According to Robert Half, 58% of Australian employers report seeing more candidates accept counter-offers in the past year. Yet just 20% believe those counter-offers are effective for retention beyond the short term.
The Cornell University HR research brief What Are Best Practices Relating to Counter-Offers? found that only 16% of those who accepted felt better about their employer afterward. Most reported declining engagement or trust, and many still left within a year.
SHRM-based insights suggest over 50% of employees who accept a counter-offer end up leaving within six months. The number rises to 80% within a year in broader industry studies.
The Harvard Business Review outlines the hidden costs of counter-offers, not just financially, but in trust and perception. Once someone resigns, their psychological contract with the employer changes. They may be viewed differently by leadership or overlooked for future advancement.
So when you’re hiring, don’t just walk the candidate through your offer. Help them anticipate the headwind.
Here’s what they’ll need to ask themselves:
- Why did I consider leaving in the first place? Has that issue been addressed, or just covered over?
- Why did it take my resignation to be recognised or rewarded?
- Is this counter-offer a short-term fix or part of a longer-term change?
- What does the next 6–12 months really look like if I stay? Will I still trust my employer? Will they trust me?
- Does the new role excite me, or am I staying because it’s easier?
As the hiring manager, your role is not just to pitch, but to guide.
- Acknowledge their situation: “It’s flattering to be counter-offered. It shows your value. But let’s look at the bigger picture.”
- Compare depth, not just dollars: What leadership, scope, and momentum do you offer that their current role can’t match?
- Reaffirm their reason for exploring: Often they’ve already mentally left, remind them why.
The right nudge, the right conversation, the right roadmap, that’s how you help them make a long-term choice.
Final Word
If you’re going to play in the talent market today, you need to be thinking three moves ahead.
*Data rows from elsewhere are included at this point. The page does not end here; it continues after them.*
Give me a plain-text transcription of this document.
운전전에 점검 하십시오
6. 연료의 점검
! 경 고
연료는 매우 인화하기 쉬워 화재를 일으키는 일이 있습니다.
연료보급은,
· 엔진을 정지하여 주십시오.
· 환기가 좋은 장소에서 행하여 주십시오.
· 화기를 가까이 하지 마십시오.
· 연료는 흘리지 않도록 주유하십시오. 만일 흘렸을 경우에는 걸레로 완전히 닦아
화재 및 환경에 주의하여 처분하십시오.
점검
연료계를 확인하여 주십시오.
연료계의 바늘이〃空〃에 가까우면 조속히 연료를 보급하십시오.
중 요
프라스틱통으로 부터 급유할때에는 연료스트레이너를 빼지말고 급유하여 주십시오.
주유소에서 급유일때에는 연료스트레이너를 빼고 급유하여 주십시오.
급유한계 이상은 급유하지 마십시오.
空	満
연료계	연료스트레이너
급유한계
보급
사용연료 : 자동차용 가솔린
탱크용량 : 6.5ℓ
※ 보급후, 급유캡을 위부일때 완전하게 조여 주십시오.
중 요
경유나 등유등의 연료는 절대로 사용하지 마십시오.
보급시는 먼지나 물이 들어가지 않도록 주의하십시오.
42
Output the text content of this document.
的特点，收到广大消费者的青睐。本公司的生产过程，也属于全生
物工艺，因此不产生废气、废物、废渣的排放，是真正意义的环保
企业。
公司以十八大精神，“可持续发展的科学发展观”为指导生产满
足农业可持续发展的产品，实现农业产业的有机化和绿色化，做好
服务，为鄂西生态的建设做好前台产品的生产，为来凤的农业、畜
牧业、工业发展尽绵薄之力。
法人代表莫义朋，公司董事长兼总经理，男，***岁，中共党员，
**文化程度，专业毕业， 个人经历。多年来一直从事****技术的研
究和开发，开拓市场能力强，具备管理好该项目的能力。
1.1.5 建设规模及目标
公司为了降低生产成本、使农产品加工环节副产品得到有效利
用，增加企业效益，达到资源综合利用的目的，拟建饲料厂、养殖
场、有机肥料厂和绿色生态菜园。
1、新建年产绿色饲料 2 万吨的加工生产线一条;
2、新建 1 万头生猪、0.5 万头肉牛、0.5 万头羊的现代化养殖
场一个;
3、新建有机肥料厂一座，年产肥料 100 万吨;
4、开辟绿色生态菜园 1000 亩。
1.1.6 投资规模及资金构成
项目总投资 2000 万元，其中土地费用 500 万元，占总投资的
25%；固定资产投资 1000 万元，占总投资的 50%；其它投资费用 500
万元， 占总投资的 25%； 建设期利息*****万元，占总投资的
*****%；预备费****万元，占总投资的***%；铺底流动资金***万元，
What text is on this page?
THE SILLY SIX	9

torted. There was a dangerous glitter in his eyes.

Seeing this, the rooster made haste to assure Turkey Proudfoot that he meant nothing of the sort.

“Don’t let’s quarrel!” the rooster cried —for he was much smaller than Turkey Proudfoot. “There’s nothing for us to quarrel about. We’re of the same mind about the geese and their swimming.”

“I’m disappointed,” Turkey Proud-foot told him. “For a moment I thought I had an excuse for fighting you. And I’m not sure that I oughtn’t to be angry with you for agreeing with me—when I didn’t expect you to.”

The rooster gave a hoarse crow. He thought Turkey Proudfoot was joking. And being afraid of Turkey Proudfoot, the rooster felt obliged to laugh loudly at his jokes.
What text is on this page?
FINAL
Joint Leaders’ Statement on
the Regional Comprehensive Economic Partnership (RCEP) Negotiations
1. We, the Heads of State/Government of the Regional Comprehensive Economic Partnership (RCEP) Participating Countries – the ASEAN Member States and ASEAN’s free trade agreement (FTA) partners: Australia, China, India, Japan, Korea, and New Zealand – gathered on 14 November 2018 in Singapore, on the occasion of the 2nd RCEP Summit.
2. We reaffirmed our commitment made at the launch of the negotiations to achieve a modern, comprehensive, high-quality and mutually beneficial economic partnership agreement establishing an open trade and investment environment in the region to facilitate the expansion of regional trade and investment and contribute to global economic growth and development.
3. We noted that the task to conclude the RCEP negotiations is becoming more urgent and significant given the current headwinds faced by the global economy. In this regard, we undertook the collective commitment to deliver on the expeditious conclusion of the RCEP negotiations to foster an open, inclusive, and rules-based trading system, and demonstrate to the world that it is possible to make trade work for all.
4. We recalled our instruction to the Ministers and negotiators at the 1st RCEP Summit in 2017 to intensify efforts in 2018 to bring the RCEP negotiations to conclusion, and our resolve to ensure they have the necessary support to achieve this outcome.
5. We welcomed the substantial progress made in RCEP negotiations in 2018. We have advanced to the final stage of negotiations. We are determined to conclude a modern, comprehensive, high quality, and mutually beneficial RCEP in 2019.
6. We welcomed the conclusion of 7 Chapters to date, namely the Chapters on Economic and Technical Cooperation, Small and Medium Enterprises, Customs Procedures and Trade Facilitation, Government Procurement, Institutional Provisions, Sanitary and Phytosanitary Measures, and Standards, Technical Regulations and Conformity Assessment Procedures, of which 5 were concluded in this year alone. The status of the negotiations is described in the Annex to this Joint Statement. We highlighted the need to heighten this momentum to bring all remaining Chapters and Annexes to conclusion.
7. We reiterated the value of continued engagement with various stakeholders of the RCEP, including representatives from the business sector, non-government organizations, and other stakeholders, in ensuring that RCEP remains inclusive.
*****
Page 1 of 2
Counter-offers aren’t rare, they’re expected. They’re part of the hiring journey now.
Whether you’re in-house HR, a DP, or a department head trying to hire that game-changing candidate, the reality is clear: it’s not over when they say yes. It’s over when they start, and stay.
Counter-offers complicate that path. But with the right prep, the right conversations, and a clear plan, you can win more often than you lose.
And if you’re a candidate? The same applies. Think about where you want to be, not just what you want to earn.